By Michael Roberts
This year’s World Economic Forum starts in Davos, Switzerland today. Two years ago, Chinese President Xi made the keynote speech, in which he argued for more trade and investment globally as opposed to the newly-elected US President Donald Trump’s threats to impose tariffs to protect (supposedly) American workers. Then last year, Trump himself turned up to tell the audience of corporate chiefs, finance and hi-tech social media moguls, as well as other government leaders, that ‘America First’ would continue and that the trade war with China would hot up.
This year, such is the political disruption in all the major economies that neither Trump (because of government shutdown squabble over building the ‘wall’) nor Xi will be in Davos; nor will French President Macron (with his giles jeunes protests to deal with), nor the UK’s Theresa May (with the Brexit debacle to cope with). Only the Japanese PM Abe and ‘lame duck’ German Chancellor Merkel will be there.
Davos is the debating hub of the leaders and supporters of global capital and globalisation (free movement of multinational capital and trade without national restrictions). Globalisation is part of the neoliberal project to maximise profits, although this aim is cloaked in the respectable mainstream economics view that it will bring growth and incomes to all.
The Davos elite see that this propaganda has been exposed by the evidence of global poverty and inequality. So the Davos organisers want to focus on reversing the further decline of ‘globalisation’ ie free trade and movement of capital (and labour?) in the face of sluggish, depressed growth since the Great Recession and the rise of ‘populism’ in the government of Italy, Hungary and Poland in Europe, Trump in the US and Bolsonaro in Brazil (he is there today).
Yet, as the rich and the great meet to discuss the world, the IMF has released its latest forecast for world real GDP growth and it has lowered its forecast for the second time in three months. It now expects the global economy to expand by 3.5% in 2019, less than in 2018. This would be the lowest rate since 2016. It appears that the optimistic hopes of a return to pre-Great Recession rates of growth in trade and output have been dashed again. The Long Depression of low growth, low trade, low investment and, above all (for labour) low real income growth, will continue into an 11th year. “The global expansion is weakening and at a rate that is somewhat faster than expected.” The IMF still reckons growth will pick up to 3.6% in 2020, but the risks nevertheless “tilt to the downside”.
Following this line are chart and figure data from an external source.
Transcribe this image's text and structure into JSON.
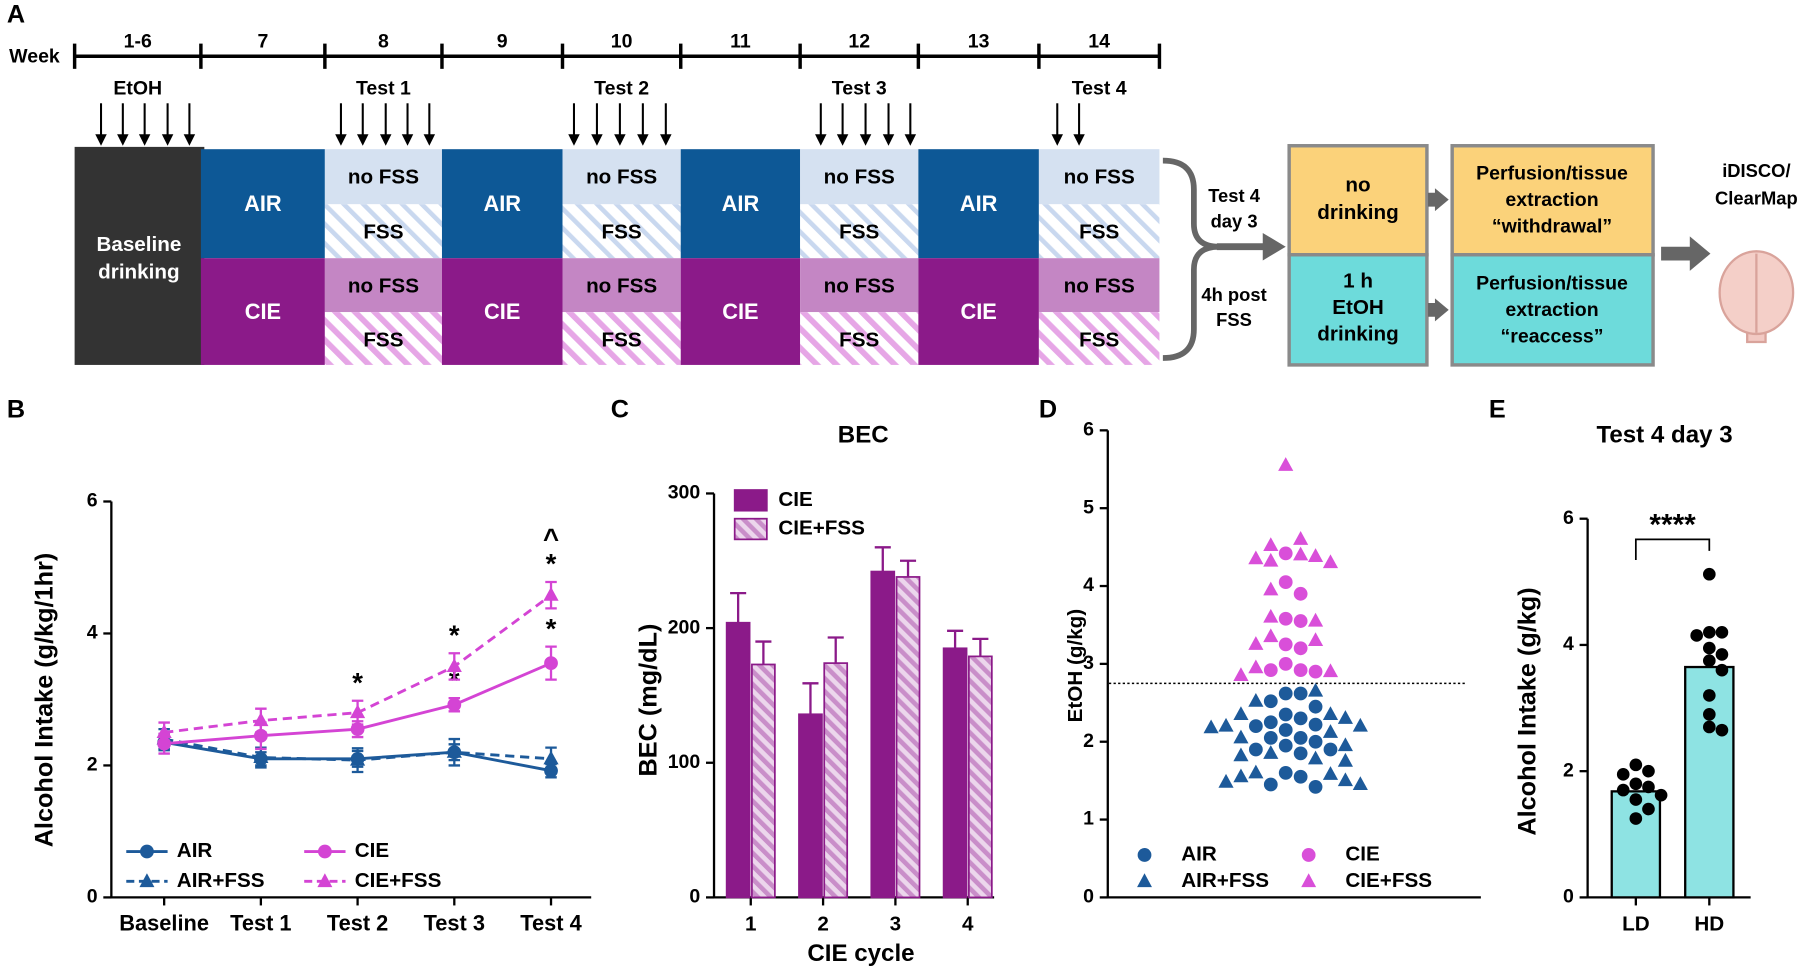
{
  "panel_a": {
    "label": "A",
    "week_label": "Week",
    "weeks": [
      "1-6",
      "7",
      "8",
      "9",
      "10",
      "11",
      "12",
      "13",
      "14"
    ],
    "phases": [
      "EtOH",
      "Test 1",
      "Test 2",
      "Test 3",
      "Test 4"
    ],
    "baseline": [
      "Baseline",
      "drinking"
    ],
    "air": "AIR",
    "cie": "CIE",
    "no_fss": "no FSS",
    "fss": "FSS",
    "branch_top": [
      "Test 4",
      "day 3"
    ],
    "branch_bottom": [
      "4h post",
      "FSS"
    ],
    "no_drinking": [
      "no",
      "drinking"
    ],
    "reaccess_drinking": [
      "1 h",
      "EtOH",
      "drinking"
    ],
    "withdrawal_box": [
      "Perfusion/tissue",
      "extraction",
      "“withdrawal”"
    ],
    "reaccess_box": [
      "Perfusion/tissue",
      "extraction",
      "“reaccess”"
    ],
    "imaging": [
      "iDISCO/",
      "ClearMap"
    ]
  },
  "chart_data": [
    {
      "panel_label": "B",
      "type": "line",
      "ylabel": "Alcohol Intake (g/kg/1hr)",
      "categories": [
        "Baseline",
        "Test 1",
        "Test 2",
        "Test 3",
        "Test 4"
      ],
      "ylim": [
        0,
        6
      ],
      "yticks": [
        0,
        2,
        4,
        6
      ],
      "series": [
        {
          "name": "AIR",
          "color": "#1d5a9a",
          "dashed": false,
          "marker": "circle",
          "values": [
            2.35,
            2.1,
            2.1,
            2.2,
            1.92
          ],
          "errors": [
            0.12,
            0.1,
            0.12,
            0.12,
            0.1
          ],
          "annotations": [
            null,
            null,
            null,
            null,
            null
          ]
        },
        {
          "name": "AIR+FSS",
          "color": "#1d5a9a",
          "dashed": true,
          "marker": "triangle",
          "values": [
            2.4,
            2.12,
            2.08,
            2.2,
            2.1
          ],
          "errors": [
            0.15,
            0.15,
            0.18,
            0.2,
            0.17
          ],
          "annotations": [
            null,
            null,
            null,
            null,
            null
          ]
        },
        {
          "name": "CIE",
          "color": "#d444d4",
          "dashed": false,
          "marker": "circle",
          "values": [
            2.33,
            2.45,
            2.55,
            2.92,
            3.55
          ],
          "errors": [
            0.15,
            0.2,
            0.12,
            0.1,
            0.25
          ],
          "annotations": [
            null,
            null,
            null,
            [
              "*"
            ],
            [
              "*"
            ]
          ]
        },
        {
          "name": "CIE+FSS",
          "color": "#d444d4",
          "dashed": true,
          "marker": "triangle",
          "values": [
            2.5,
            2.68,
            2.8,
            3.5,
            4.58
          ],
          "errors": [
            0.15,
            0.18,
            0.18,
            0.2,
            0.2
          ],
          "annotations": [
            null,
            null,
            [
              "*"
            ],
            [
              "*"
            ],
            [
              "*",
              "^"
            ]
          ]
        }
      ]
    },
    {
      "panel_label": "C",
      "type": "bar",
      "title": "BEC",
      "ylabel": "BEC (mg/dL)",
      "xlabel": "CIE cycle",
      "categories": [
        "1",
        "2",
        "3",
        "4"
      ],
      "ylim": [
        0,
        300
      ],
      "yticks": [
        0,
        100,
        200,
        300
      ],
      "series": [
        {
          "name": "CIE",
          "color": "#8b1a89",
          "hatch": false,
          "values": [
            204,
            136,
            242,
            185
          ],
          "errors": [
            22,
            23,
            18,
            13
          ]
        },
        {
          "name": "CIE+FSS",
          "color": "#c98ec9",
          "hatch": true,
          "values": [
            173,
            174,
            238,
            179
          ],
          "errors": [
            17,
            19,
            12,
            13
          ]
        }
      ]
    },
    {
      "panel_label": "D",
      "type": "swarm",
      "ylabel": "EtOH (g/kg)",
      "ylim": [
        0,
        6
      ],
      "yticks": [
        0,
        1,
        2,
        3,
        4,
        5,
        6
      ],
      "reference_line": 2.75,
      "reference_style": "dotted",
      "series": [
        {
          "name": "AIR",
          "color": "#1d5a9a",
          "marker": "circle",
          "values": [
            2.62,
            2.62,
            2.52,
            2.45,
            2.35,
            2.3,
            2.25,
            2.22,
            2.2,
            2.15,
            2.05,
            2.05,
            2.0,
            1.95,
            1.9,
            1.9,
            1.85,
            1.6,
            1.55,
            1.45,
            1.42
          ]
        },
        {
          "name": "AIR+FSS",
          "color": "#1d5a9a",
          "marker": "triangle",
          "values": [
            2.65,
            2.52,
            2.35,
            2.35,
            2.3,
            2.2,
            2.2,
            2.18,
            2.12,
            2.05,
            1.95,
            1.85,
            1.82,
            1.78,
            1.75,
            1.6,
            1.58,
            1.55,
            1.5,
            1.48,
            1.45
          ]
        },
        {
          "name": "CIE",
          "color": "#d94fd9",
          "marker": "circle",
          "values": [
            4.42,
            4.05,
            3.9,
            3.58,
            3.55,
            3.25,
            3.2,
            3.0,
            2.92,
            2.92,
            2.9
          ]
        },
        {
          "name": "CIE+FSS",
          "color": "#d94fd9",
          "marker": "triangle",
          "values": [
            5.55,
            4.6,
            4.52,
            4.4,
            4.38,
            4.35,
            4.32,
            4.3,
            3.95,
            3.6,
            3.55,
            3.35,
            3.3,
            3.25,
            2.95,
            2.9,
            2.85
          ]
        }
      ]
    },
    {
      "panel_label": "E",
      "type": "bar",
      "title": "Test 4 day 3",
      "ylabel": "Alcohol Intake (g/kg)",
      "categories": [
        "LD",
        "HD"
      ],
      "values": [
        1.68,
        3.65
      ],
      "color": "#8ee3e3",
      "points": [
        [
          2.1,
          2.0,
          1.95,
          1.8,
          1.75,
          1.7,
          1.62,
          1.55,
          1.4,
          1.25
        ],
        [
          5.12,
          4.2,
          4.2,
          4.15,
          3.95,
          3.85,
          3.75,
          3.6,
          3.2,
          2.9,
          2.7,
          2.65
        ]
      ],
      "significance": "****",
      "ylim": [
        0,
        6
      ],
      "yticks": [
        0,
        2,
        4,
        6
      ]
    }
  ]
}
The IMF report came in the same week as news that China’s real GDP growth in the 4th quarter of 2018 had slowed to just 6.4% year on year, the slowest rate since the Great Recession. Of course, this rate of growth is still way higher than any of the top G7 capitalist economies, which can only muster growth between zero (Italy) and 2.5% (US). Earlier this month, Europe’s powerhouse economy, Germany, recorded that 2018 delivered the weakest growth rate in five years. And China’s growth rate is still higher than any other G20 economy except India (and the GDP measure there is even more dubious than mainstream economists reckon China’s is).
Global trade growth in the era of globalisation from the mid-1980s onwards grew faster than global GDP by an average ratio of around 2 to 1. And financial assets rocketed. But since the Great Recession, trade growth has barely matched a lower world GDP growth rate and global financial assets have stagnated relative to world GDP.
The Davos team are desperately hyping the cause of globalisation in their reports. “Globalization is alive and well. An effective and resilient international order, comprising strong nation-states, thus remains essential”, they tell us. The challenges to globalisation remain: rising inequality, the damage of climate change, the loss of jobs from digital technology and end of the hegemonic role of the US in the world. But Davos still hopes for a new wave of globalisation to preserve the “current liberal order” and restore optimism on “global unity” by making “economic inclusion and equity a priority”.
A supporter of the ‘liberal order”, Martin Wolf of the Financial Times once wrote a book called Why globalisation works. That was in 2004. Since the Great Recession and the Long Depression, he has had to eat his words and recognise that “The elites – the policymaking business and financial elites – are increasingly disliked”. So “you need to make policy which brings people to think again that their societies are run in a decent and civilised way.”
Yet only this week, he posted his hopes that ‘globalisation’ would be revived through the ‘globotics’, the integration of robots with AI. “This will promote globalisation” as “many tasks now carried out by people will be done by AI and robots, revolutionising many service activities, with profound and highly destabilising economic and social effects.” This hardly sounds like a trend that will bring global unity and preserve the liberal order, but, according to Wolf, “discovering new ways of annihilating distance and jumping barriers” means that “in the long run”, the liberal order “will probably win” and globalisation proceed, even if “the short run looks very bumpy”. Hmm.